Wade Lillywhite, who once testified against bomber/forger Mark Hofmann, took the witness stand himself Friday, confessing to a scheme to defraud Deseret Book out of thousands of dollars.
The former Deseret Book employee appeared before U.S. District Judge Bruce Jenkins, pleading guilty to two counts of fraud.Sentencing is scheduled for March 17. He faces a possible 10-year prison term and up to $500,000 in fines.
As part of a plea bargain, Lillywhite has agreed to pay full restitution.
However, government officials contend he owes hundreds of thousands of dollars. Lillywhite disagrees, asserting the amount is "considerably less that what Deseret Book contends."
Assistant U.S. Attorney Tina Campbell told the judge that Lillywhite had gained the "friendship and trust" of Deseret Book managers and was therefore given authority over the Fine and Rare Book Department.
From 1984 to 1987, Lillywhite dealt with book dealers across the country.
"He kept books for his own use and substituted them with items of lesser value," said Campbell.
The prosecutor said that Lillywhite has indicated that he was under "financial pressure" at the time of the crimes.
Lillywhite set up charge accounts, ostensively to make purchases for Deseret Book, but they were actually for himself, she said.
Another deceptive method Lillywhite employed involved substituting valuable inventory items with items of lesser value, Campbell said.

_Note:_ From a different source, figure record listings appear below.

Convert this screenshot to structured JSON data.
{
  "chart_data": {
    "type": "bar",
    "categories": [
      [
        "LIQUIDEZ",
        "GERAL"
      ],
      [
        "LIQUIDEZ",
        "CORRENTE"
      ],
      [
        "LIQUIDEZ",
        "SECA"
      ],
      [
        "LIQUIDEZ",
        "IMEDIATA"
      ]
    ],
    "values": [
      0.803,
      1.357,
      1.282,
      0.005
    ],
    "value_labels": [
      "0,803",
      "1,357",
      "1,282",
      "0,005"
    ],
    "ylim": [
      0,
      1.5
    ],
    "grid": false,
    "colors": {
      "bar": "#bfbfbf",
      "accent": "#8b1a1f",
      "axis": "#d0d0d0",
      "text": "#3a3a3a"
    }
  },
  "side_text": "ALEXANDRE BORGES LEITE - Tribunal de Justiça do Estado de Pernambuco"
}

Deseret Book lost hundreds of thousands of dollars because of Lillywhite's fraudulent business practices. The Fine and Rare Book Department was closed partly as a result of the problems, said Campbell.
Lillywhite confessed to allegations of the charges, which include:
- Issuing checks from Deseret Book's account to pay personal debts.
- Purchasing items with Deseret Book's money and keeping them for himself.
- Selling items belonging to the company and keeping the money.
- Selling items to the company at an inflated prices.
- Stealing books from the store.
Lillywhite, who now resides in southern California, was a key witness during Hofmann's preliminary hearing in the spring of 1986. Lillywhite testified that he had purchased many historical items from Hofmann. Most of the items were later to be determined to be forged.